The Blogging Gauntlet: May 20 - Confessions of a Procrastinating Workaholic
This is part of The Blogging Gauntlet of May 2016, where I try to write 500 words every day. See the May 1st post for full details.
This post was put online at 12:00:07 AM. As per the rules, the post was not completed before midnight, and I must donate $20 to charity.
This post was further edited on May 21.
Now that my NIPS submission is done, I have time to write a bit about my feelings towards the student lifestyle.
The thing about academia is that workloads are incredibly variable. The week before a deadline is hell on earth, while the weeks after it can be incredibly relaxing. When you’re a student, work blends into your life. The time you can do your work is very flexible, which makes it easy to put off until you have to pull an all-nighter.
For the last two weeks of classes this semester, I had two final projects to finish, and it was a nightmare. At some point, I was waking up, going into lab, and not leaving until midnight, every single day. Some point in this destructive cycle, I noticed it was 1 AM, and did some mental calculation. “Hm, so I got up at 9 AM. I’ve been working for 16 hours. But, I went to lecture, and also got meals, so really I’ve only been working for 12 hours! That’s not…so…bad…”
And then the penny dropped. Working until midnight every day was my new standard. Working at least 12 hours every day was my new standard. Mind you, this is including weekends - I’m pretty sure the only day I took off was Sunday, when I convinced myself I absolutely had to not work today.
I understood this was incredibly unhealthy for me, but I couldn’t stop. My project was due Thursday, meaning I needed the poster done by Wednesday, meaning I needed to finish my experiment code by Tuesday because it had to run overnight. The timeline of my work shunted everything else out of my life, and I didn’t see any way to push free time back in.

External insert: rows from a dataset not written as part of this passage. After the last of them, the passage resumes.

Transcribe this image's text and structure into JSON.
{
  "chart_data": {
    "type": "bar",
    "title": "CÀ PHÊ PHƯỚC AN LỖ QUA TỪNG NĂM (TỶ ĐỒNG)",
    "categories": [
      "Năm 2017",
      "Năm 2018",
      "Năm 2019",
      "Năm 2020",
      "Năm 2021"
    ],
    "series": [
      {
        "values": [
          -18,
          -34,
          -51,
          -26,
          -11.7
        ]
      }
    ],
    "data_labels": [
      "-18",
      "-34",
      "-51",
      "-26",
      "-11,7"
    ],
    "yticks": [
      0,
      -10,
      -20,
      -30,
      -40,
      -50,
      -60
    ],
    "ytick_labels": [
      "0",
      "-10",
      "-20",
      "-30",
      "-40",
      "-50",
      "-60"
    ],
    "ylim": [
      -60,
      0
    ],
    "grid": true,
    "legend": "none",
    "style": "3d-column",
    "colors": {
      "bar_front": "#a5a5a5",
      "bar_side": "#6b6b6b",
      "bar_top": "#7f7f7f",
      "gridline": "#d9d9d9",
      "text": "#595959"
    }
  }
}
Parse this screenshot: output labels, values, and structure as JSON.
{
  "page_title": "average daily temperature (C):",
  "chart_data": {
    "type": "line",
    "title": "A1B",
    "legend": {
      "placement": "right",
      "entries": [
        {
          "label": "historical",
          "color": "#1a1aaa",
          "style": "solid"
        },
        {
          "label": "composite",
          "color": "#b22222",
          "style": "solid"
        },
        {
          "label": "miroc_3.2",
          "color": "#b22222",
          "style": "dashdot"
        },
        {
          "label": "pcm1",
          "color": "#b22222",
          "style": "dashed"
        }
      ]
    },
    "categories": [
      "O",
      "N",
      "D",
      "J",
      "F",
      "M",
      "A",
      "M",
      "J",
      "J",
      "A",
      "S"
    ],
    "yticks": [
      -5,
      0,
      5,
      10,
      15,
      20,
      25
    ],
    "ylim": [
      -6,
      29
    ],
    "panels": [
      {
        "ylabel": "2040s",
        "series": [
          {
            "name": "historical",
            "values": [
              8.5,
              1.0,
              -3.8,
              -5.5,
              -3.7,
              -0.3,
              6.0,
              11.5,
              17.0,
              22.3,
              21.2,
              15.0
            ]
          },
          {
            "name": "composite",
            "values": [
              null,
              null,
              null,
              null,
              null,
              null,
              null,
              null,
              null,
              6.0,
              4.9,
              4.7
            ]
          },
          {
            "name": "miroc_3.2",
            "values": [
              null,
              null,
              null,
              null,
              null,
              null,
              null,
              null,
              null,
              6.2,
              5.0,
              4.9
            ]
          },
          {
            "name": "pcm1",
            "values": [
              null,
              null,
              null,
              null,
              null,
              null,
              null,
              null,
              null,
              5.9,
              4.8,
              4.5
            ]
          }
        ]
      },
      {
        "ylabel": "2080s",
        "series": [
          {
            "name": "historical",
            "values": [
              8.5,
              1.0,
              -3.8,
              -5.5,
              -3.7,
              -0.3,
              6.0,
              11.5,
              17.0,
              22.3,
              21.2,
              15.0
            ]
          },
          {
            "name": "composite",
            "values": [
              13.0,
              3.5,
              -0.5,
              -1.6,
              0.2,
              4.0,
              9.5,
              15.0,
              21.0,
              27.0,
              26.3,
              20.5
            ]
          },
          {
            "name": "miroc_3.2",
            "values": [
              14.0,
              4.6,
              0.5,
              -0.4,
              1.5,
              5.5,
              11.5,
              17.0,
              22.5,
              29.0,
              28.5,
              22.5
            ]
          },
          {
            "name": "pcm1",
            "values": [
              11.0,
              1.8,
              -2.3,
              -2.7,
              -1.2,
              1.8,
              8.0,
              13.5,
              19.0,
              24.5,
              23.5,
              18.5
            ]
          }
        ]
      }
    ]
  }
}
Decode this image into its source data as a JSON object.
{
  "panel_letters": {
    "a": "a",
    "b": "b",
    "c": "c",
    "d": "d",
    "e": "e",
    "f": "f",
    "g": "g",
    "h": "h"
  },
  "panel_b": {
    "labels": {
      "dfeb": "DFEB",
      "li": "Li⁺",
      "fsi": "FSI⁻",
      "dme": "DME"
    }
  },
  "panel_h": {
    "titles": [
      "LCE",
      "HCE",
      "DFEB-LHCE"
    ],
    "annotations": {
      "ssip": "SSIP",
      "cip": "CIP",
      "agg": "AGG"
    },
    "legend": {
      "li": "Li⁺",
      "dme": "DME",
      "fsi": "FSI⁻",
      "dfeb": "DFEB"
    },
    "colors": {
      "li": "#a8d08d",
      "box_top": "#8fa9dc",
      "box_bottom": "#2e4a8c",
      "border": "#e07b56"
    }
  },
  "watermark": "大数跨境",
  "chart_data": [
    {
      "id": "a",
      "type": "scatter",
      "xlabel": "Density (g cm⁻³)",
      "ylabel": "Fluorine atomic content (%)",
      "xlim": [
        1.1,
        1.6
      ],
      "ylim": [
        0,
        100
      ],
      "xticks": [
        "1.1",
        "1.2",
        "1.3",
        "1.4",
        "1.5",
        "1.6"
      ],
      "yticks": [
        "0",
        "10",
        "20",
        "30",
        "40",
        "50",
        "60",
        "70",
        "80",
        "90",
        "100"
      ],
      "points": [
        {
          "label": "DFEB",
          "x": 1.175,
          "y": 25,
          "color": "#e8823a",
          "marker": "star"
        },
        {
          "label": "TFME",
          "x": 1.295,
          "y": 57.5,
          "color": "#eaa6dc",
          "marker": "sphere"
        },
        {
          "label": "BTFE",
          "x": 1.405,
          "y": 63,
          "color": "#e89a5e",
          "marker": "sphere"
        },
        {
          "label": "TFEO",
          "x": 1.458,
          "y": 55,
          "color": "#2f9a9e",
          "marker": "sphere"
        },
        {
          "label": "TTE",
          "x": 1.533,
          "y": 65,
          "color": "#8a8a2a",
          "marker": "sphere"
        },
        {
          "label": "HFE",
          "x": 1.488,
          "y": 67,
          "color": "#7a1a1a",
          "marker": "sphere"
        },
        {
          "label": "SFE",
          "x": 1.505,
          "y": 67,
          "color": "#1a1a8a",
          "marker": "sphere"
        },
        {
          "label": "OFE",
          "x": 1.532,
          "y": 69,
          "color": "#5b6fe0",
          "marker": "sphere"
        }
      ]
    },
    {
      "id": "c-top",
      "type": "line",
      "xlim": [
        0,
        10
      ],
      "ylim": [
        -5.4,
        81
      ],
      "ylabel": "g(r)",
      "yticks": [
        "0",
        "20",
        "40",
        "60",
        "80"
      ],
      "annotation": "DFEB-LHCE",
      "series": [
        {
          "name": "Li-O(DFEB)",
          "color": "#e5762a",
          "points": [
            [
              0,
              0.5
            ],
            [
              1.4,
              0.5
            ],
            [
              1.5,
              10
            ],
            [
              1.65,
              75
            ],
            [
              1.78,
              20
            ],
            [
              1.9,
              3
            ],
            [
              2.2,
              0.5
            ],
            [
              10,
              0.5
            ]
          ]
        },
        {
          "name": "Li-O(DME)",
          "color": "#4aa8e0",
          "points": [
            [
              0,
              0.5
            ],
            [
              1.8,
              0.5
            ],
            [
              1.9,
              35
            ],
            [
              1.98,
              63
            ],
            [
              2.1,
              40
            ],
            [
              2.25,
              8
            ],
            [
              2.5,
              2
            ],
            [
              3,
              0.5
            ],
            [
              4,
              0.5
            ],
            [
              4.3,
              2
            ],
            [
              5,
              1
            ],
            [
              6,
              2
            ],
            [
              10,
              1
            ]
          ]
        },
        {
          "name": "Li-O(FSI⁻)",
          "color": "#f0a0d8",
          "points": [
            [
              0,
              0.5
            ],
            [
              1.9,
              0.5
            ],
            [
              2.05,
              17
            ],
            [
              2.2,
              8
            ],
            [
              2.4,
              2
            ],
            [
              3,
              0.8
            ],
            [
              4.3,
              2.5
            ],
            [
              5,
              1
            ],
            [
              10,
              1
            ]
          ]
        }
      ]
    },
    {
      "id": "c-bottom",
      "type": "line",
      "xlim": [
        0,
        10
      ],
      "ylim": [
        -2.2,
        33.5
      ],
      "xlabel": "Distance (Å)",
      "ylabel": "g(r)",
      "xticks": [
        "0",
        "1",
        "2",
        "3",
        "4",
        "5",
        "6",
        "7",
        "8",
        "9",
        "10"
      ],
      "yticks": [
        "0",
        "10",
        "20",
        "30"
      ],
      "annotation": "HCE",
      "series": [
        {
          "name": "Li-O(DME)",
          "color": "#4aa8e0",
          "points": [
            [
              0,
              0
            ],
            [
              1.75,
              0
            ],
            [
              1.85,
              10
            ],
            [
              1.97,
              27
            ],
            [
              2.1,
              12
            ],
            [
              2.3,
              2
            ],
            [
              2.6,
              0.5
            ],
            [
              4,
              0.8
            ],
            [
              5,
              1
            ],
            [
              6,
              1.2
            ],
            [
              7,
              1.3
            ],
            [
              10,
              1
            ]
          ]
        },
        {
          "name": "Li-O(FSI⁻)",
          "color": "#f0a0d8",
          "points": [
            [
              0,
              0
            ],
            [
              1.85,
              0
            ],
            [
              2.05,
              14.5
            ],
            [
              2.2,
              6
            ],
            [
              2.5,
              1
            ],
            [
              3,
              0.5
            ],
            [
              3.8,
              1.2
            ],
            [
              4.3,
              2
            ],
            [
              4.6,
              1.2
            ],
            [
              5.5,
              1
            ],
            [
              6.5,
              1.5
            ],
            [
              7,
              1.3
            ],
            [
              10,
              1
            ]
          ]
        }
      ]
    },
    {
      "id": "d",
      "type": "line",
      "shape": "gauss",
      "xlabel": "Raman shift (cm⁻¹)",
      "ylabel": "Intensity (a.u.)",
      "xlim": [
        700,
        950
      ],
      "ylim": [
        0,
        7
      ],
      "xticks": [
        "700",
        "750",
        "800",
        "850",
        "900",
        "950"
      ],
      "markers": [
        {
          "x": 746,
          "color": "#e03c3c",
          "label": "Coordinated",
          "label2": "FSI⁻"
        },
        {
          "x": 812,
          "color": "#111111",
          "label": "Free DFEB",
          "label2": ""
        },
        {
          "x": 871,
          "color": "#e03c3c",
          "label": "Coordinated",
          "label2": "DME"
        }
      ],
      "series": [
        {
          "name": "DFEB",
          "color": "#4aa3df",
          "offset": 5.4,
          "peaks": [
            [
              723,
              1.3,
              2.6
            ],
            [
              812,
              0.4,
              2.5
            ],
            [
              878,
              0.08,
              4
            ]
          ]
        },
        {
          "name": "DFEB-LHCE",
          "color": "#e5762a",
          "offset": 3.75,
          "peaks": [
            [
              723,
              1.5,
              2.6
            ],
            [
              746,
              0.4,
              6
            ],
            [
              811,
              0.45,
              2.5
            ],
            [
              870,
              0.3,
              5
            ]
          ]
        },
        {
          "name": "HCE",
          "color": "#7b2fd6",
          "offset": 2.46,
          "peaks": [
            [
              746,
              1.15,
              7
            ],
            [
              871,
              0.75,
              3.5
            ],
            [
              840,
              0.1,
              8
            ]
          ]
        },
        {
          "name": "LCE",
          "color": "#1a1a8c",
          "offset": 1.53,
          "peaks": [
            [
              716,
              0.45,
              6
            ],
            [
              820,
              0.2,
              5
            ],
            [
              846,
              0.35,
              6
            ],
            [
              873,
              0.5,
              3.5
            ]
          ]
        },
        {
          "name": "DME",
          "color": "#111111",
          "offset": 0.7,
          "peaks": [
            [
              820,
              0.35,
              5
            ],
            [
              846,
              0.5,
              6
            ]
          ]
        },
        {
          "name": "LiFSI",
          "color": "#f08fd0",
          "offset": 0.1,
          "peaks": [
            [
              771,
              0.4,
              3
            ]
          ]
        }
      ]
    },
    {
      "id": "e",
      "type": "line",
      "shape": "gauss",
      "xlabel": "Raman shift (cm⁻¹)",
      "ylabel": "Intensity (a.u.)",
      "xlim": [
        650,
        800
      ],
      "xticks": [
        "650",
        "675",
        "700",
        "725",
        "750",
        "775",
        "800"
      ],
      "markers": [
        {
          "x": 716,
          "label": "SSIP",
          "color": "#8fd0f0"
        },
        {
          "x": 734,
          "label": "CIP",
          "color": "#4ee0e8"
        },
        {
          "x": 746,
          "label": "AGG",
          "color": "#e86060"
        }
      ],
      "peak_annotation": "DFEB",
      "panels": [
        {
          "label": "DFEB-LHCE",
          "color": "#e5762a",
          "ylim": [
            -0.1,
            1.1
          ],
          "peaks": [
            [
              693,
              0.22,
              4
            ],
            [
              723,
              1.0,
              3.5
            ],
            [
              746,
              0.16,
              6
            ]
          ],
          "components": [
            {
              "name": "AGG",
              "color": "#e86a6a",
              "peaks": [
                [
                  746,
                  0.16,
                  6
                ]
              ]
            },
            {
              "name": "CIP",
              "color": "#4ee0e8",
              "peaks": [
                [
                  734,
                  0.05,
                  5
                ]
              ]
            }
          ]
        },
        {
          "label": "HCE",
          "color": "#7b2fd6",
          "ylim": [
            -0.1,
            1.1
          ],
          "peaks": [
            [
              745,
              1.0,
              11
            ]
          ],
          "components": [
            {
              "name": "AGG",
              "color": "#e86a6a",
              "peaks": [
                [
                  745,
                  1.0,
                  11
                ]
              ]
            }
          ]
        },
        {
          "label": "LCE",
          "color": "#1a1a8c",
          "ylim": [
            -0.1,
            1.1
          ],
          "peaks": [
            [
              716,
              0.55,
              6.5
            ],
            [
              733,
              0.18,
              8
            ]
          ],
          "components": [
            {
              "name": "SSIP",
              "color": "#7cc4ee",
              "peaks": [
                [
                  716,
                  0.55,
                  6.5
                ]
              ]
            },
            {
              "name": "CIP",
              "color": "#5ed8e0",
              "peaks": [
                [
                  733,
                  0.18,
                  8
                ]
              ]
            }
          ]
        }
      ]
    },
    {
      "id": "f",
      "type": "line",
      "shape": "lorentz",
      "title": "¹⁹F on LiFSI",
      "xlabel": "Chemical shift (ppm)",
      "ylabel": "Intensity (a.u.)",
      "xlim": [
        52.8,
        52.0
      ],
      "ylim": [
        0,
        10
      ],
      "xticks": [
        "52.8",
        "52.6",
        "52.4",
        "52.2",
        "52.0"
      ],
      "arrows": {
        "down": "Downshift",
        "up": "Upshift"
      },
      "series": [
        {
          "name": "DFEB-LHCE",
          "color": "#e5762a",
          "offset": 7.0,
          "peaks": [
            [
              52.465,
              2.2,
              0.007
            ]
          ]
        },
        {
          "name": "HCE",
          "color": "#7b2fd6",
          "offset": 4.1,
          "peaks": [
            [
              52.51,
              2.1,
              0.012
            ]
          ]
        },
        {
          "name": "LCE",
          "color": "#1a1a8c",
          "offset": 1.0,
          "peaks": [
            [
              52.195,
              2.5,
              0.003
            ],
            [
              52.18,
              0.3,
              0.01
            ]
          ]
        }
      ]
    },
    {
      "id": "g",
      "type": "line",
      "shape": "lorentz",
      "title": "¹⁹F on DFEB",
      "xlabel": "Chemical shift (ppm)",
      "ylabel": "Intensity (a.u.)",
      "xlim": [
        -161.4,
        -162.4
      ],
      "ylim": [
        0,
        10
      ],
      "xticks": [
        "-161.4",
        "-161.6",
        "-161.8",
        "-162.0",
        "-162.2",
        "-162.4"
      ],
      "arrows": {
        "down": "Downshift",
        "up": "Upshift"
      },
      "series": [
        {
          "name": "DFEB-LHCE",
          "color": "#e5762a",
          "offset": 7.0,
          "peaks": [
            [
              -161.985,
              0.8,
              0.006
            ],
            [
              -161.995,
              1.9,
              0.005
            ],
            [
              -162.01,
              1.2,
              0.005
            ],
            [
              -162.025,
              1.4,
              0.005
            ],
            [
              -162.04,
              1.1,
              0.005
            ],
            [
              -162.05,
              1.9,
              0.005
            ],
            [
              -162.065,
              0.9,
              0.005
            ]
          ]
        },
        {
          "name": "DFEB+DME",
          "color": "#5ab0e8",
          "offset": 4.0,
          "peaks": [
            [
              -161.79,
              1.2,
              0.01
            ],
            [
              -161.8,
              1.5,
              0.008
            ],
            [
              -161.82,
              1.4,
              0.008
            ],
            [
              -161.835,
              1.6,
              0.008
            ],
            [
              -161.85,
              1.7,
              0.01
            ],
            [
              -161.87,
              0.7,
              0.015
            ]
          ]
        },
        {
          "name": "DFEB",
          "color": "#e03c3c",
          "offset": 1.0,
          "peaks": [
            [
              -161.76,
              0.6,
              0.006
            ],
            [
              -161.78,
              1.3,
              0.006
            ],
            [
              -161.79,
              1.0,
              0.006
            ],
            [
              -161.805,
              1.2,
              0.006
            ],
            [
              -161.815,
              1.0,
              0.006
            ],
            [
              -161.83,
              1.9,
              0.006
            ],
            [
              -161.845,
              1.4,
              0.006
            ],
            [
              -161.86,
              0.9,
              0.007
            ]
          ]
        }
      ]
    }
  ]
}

At Berkeley, I’ve never been able to get my life into a schedule. I’ll add things to my calendar, then not do them. Right now, I have a recurring event to write a post from 2 PM - 4 PM every day. I’ve never actually written a post in that block. It’s a glorified daily notification.
When I have the freedom to arrange work however I like, it all gets done at night, or right before meals. It’s too easy for me to push it down the line.
I know some people who argue this isn’t a bug, it’s a feature. Procrastination happens when you don’t have the motivation to get your work done. Thus, if you accept procrastination, you’ll work exactly when you’re motivated to.
That’s true, but if I had the choice, I’d much rather average my misery over my entire life, instead of having it all pile up right before a deadline.
What annoys me the most is that I could have that choice, if I learned to use proper scheduling. But, I haven’t done so. Every time I try to use a productivity hack, I only keep it for a week at most. Then, I drop it, because vaguely organized chaos is a lot easier to manage than structure. Somehow, I need to hack it to make doing productivity hacks fun. I haven’t figured out to do that yet.
So until then, here I am. A procrastinating workaholic.